Ao contrário da tendência defensiva presente nas mobilizações europeias anti-austeridade, que aconteceram num contexto de ataque e de deterioração das condições económicas e salariais, os protestos no Brasil mostraram que é possível construir movimentos aguerridos num cenário de forte crescimento económico associado à distribuição de rendimento. Artigo de Adriano Campos, em São Paulo.
Foto Grmisiti/Flickr

Conta-nos a história que em 1880, na fase final do reinado de Dom Pedro II – filho do nosso Dom Pedro IV, que meio século antes rumara a Portugal para combater o irmão, Miguel, e as tropas absolutistas – o Rio de Janeiro foi palco de uma revolta popular que pôs a cidade a ferro e fogo. A Revolta do Vintém, como ficou conhecida, foi desencadeada pelo anúncio de um imposto de 20 réis (ou 1 vintém) na passagem do bonde, meio de transporte que ainda funcionava com tração de burros e mulas. A violência e as mortes provocadas pela revolta resultaram na retirada do imposto e no abalo do regime imperial brasileiro. Mais de um século depois, o Brasil não é mais o país pós-colonial que assistiu à revolta.  Transformou-se na sétima maior economia do mundo e na nação de maior relevo político do contexto latino-americano, mas o certo é que o aumento de vinte centavos (7 cêntimos) no preço da tarifa dos autocarros urbanos, em junho deste ano, desencadeou a maior vaga de protestos e mobilizações do seu período democrático.

 

“Não é pelos vinte centavos.”

Antes das grandes manifestações de junho, já algumas cidades tinham sido palco de protestos contra o aumento das tarifas. Em Natal, Porto Alegre e Goiânia registaram-se, ainda durante o mês de maio, confrontos entre a polícia e grupos de estudantes, resultando em alguns autocarros incendiados. Nesse mesmo mês, Fernando Haddad, Prefeito de São Paulo eleito pelo Partido dos Trabalhadores (PT), anunciou a subida da tarifa dos autocarros de 3,00 para 3,20 reais[1] (1,10 €). Estima-se que 4,5 milhões de pessoas utilizem diariamente os autocarros da cidade. As primeiras manifestações contra o aumento já em vigor começaram na primeira semana de junho, convocadas através da internet pelo Movimento Passe Livre (MPL)[2], e foram ganhando corpo à medida que se espalharam a outras cidades.  A forte repressão policial a estas manifestações (com uso indiscriminado de gás pimenta e balas de borracha), inicialmente apoiada pelo discurso conservador dos principais jornais e televisões, que classificava os manifestantes de “vândalos” e “arruaceiros”, serviu também como mote ao aumento dos protestos, que atingiram o seu pico na segunda quinzena do mês.

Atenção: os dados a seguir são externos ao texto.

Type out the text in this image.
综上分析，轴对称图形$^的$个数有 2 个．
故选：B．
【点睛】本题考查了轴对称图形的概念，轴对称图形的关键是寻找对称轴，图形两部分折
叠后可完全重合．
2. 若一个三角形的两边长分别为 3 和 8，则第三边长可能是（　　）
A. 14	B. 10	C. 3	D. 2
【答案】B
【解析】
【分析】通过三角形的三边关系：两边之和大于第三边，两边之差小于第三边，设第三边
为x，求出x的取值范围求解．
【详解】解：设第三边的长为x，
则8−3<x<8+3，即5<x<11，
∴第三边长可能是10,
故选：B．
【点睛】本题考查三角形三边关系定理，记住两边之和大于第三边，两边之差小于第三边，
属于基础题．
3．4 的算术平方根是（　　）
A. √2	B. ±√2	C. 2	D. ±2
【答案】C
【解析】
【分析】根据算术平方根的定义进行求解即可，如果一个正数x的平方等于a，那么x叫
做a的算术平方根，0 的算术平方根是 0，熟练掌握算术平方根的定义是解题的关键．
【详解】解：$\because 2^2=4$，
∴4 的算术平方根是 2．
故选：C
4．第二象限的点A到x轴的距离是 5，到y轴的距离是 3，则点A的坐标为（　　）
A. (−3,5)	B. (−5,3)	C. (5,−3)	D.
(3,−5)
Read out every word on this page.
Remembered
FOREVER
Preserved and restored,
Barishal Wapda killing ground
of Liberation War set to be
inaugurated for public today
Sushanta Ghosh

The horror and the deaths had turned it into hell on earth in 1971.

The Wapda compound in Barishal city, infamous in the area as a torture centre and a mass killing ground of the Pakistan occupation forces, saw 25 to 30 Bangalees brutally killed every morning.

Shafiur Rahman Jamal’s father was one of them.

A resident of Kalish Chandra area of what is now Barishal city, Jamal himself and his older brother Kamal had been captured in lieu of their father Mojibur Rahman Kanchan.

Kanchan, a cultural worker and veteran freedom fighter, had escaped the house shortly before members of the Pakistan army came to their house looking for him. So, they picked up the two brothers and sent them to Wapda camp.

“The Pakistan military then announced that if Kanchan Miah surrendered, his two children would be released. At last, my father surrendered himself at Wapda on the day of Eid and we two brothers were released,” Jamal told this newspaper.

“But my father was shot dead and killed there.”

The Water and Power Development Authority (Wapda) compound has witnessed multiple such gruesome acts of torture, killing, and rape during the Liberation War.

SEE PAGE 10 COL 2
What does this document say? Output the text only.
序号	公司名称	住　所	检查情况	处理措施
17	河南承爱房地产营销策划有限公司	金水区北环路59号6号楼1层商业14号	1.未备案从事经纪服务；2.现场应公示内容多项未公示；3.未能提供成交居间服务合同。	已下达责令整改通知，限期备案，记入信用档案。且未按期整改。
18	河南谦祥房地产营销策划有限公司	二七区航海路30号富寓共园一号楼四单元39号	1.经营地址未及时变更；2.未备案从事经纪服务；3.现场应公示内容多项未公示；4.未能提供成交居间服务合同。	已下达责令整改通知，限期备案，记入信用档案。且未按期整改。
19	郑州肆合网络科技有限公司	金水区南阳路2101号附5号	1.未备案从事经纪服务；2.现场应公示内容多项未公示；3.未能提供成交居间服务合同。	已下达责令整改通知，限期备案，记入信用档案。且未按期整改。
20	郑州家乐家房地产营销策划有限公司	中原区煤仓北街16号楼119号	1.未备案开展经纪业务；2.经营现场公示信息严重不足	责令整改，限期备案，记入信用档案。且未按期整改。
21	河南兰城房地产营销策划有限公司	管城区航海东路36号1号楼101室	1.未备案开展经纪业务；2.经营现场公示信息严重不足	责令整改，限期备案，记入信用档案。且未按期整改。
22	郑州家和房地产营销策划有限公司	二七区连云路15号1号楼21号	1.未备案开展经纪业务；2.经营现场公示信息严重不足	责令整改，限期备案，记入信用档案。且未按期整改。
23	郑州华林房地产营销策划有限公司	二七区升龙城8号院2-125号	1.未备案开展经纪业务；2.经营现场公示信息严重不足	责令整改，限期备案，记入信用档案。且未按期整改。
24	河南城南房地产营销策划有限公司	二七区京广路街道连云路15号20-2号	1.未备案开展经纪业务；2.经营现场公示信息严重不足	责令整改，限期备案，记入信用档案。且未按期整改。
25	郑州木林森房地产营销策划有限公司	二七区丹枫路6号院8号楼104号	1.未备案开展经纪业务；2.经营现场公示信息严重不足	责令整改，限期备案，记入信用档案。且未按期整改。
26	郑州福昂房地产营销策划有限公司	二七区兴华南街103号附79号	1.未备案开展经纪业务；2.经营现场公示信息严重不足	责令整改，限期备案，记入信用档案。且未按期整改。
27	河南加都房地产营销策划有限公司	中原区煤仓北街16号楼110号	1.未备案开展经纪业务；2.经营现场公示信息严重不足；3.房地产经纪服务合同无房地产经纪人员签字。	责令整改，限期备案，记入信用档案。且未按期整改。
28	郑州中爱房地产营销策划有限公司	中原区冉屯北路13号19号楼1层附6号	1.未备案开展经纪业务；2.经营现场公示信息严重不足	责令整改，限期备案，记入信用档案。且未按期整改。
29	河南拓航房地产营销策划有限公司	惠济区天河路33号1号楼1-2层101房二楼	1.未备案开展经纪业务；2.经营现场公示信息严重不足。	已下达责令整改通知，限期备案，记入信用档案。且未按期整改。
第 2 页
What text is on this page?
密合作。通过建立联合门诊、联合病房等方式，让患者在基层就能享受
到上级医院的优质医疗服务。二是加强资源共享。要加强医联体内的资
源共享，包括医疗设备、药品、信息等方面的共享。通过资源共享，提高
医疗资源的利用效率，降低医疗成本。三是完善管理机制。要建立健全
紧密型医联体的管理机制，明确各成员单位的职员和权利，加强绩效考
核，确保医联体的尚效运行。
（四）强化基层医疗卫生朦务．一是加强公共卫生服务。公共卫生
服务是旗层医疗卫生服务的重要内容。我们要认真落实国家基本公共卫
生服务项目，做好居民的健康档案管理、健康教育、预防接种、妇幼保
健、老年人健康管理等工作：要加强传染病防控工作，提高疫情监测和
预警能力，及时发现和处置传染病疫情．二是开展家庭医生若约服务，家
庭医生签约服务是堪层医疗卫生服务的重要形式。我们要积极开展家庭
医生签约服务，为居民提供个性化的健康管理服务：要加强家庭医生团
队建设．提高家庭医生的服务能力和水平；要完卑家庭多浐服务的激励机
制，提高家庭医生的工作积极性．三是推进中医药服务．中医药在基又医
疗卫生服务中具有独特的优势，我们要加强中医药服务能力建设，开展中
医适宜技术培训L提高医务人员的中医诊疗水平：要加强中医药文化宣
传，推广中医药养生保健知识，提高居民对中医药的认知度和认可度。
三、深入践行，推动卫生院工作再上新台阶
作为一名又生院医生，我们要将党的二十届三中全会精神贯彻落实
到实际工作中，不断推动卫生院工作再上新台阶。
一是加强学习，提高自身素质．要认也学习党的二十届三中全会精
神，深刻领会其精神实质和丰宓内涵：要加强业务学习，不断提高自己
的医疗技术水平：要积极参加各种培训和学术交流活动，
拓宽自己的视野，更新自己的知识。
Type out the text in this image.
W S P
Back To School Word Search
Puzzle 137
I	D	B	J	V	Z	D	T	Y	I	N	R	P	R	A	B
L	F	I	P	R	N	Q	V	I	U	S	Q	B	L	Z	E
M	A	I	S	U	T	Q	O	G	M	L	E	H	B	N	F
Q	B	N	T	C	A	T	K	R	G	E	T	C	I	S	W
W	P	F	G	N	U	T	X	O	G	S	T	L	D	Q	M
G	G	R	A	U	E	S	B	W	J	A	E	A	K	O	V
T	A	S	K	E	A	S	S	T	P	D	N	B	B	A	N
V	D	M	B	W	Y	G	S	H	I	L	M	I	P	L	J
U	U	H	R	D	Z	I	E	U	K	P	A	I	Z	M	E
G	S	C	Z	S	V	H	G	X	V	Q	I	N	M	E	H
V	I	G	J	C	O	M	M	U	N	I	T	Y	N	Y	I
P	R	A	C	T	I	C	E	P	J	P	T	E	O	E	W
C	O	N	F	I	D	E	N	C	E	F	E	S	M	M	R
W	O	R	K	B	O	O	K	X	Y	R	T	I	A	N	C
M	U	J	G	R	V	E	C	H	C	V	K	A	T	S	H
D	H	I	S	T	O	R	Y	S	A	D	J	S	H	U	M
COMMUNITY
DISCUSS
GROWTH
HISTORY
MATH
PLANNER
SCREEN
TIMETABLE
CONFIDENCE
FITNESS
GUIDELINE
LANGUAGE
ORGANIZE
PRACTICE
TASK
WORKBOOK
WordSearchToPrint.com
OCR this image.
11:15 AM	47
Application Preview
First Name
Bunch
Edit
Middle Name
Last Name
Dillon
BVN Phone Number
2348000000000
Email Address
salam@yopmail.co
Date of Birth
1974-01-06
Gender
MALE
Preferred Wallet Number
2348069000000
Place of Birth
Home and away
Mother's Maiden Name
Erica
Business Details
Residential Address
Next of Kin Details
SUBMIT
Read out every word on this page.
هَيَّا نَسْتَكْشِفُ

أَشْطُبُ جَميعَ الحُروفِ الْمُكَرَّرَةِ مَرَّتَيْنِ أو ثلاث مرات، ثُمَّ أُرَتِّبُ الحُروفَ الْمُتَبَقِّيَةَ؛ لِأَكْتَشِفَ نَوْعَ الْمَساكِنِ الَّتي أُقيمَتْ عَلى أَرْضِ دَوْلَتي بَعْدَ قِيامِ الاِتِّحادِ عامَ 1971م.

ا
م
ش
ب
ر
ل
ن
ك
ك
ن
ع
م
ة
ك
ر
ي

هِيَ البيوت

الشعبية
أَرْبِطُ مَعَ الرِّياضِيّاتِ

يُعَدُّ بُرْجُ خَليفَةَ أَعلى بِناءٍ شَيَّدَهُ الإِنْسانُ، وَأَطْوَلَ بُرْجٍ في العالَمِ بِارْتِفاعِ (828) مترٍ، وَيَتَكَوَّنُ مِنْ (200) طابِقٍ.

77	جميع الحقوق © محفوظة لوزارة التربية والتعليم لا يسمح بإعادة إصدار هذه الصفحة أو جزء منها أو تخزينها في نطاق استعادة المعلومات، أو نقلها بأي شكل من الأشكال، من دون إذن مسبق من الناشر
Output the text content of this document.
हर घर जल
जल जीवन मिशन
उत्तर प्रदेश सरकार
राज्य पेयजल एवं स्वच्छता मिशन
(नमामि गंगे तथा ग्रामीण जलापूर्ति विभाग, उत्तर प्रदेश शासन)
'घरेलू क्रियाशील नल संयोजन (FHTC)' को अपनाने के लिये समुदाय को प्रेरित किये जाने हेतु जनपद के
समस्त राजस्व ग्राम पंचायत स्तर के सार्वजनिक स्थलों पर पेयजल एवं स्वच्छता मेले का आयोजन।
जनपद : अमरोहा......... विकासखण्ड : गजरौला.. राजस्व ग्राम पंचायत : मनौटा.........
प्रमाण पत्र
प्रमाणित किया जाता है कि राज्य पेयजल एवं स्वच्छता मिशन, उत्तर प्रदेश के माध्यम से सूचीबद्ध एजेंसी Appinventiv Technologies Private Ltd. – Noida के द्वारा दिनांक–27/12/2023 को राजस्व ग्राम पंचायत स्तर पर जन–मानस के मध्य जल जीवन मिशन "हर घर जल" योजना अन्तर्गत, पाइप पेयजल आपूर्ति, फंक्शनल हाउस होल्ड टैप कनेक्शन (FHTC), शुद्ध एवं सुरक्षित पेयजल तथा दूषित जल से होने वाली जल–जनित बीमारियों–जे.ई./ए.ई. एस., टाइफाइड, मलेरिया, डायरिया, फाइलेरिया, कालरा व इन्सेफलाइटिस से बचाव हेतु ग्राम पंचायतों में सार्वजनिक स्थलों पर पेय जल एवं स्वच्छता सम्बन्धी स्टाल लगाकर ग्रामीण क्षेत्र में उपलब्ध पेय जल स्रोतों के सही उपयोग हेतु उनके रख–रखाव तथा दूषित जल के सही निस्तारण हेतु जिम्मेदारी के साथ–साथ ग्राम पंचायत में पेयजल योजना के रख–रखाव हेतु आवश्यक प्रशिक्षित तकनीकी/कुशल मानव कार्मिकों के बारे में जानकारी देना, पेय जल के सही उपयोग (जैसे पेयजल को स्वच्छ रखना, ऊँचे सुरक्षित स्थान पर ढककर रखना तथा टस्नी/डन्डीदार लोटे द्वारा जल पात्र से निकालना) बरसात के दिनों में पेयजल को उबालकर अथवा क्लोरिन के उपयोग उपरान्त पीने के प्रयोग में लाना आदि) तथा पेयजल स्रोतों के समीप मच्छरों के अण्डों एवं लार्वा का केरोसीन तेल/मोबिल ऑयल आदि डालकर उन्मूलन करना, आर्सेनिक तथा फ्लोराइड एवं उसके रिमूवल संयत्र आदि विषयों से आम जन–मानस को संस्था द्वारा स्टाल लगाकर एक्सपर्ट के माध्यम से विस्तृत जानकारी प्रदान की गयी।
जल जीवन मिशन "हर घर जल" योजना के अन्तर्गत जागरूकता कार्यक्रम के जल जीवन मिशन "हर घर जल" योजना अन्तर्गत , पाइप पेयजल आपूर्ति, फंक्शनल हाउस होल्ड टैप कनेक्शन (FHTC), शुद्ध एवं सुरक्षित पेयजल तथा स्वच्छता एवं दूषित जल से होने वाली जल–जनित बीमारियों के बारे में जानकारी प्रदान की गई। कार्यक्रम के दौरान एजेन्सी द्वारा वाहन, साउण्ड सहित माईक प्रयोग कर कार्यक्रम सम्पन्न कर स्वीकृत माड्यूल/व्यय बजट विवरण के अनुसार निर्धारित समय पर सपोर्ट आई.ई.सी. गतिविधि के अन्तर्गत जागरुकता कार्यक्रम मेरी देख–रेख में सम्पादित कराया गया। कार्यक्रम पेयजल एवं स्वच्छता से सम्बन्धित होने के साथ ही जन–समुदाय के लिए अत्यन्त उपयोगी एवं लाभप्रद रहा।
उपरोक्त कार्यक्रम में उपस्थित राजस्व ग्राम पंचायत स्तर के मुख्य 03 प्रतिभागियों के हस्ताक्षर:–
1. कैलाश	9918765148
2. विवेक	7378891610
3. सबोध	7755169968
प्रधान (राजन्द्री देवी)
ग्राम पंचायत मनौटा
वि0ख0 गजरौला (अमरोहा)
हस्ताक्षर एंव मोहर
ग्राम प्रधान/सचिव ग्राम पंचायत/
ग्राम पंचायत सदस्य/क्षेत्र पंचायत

Segundo os dados oficiais, em média 32% do orçamento das famílias brasileiras é despendido em transporte. Outros estudos apontam que 25% da população urbana chega a ficar de 3 a 4 horas diárias dentro de um autocarro nas deslocações entre a casa e o trabalho. Esta realidade espelha o verdadeiro flagelo do transporte num cenário de expansão urbana descontrolada.  A força do Movimento Passe Livre, que rapidamente se multiplicou em comités por dezenas de cidades, reside, sobretudo, na sua direção estudantil e na forma ofensiva como defende a “tarifa zero” – acesso gratuito ao sistema de transporte financiado por uma tributação municipal progressiva. A sua capacidade de mobilização ficou comprovada no dia 17 de Junho, quando 300 mil manifestantes em 12 cidades exigiram a retirada do aumento das tarifas; as manifestações repetiram-se, com igual força, nos dias seguintes. Acuados, os prefeitos de São Paulo, Rio de Janeiro, Salvador e de outras cidades importantes, em articulação com o Governo de Dilma Rousseff, anunciaram o recuo no aumento das tarifas. Mas, como dizia um sugestivo cartaz, “não é pelos vinte centavos” que este processo de mobilização alcançou a dimensão conhecida. 

 

“Queremos Saúde e Educação padrão FIFA”.

Mesmo depois do anúncio da retirada do aumento das tarifas, as manifestações continuaram, atingindo mais de 1 milhão de participantes no dia 20 de Junho. O pano de fundo era a realização da Copa das Confederações, o torneio que servia de ensaio geral à Copa do Mundo da Fifa, que terá lugar no Brasil em 2014. A inauguração do torneio no Estádio do Maracanã, no Rio de Janeiro, foi marcada por uma monumental vaia à Presidente Dilma no seu discurso de abertura. Todos os jogos realizados foram marcados por grandes protestos  nas imediações dos estádios, muitos terminando em mais cenas de repressão policial. As reivindicações chocavam de frente com o despesismo anunciado pela realização da Copa do Mundo – só o Governo prevê gastar 9 mil milhões de euros com o evento – e apontavam para as carências no sistema de educação e saúde do país. No Brasil, todas as semanas é possível tomar conhecimento de casos de pacientes que morrem na sala de espera dos hospitais públicos superlotados e de escolas sem professores ou condições materiais para o seu funcionamento.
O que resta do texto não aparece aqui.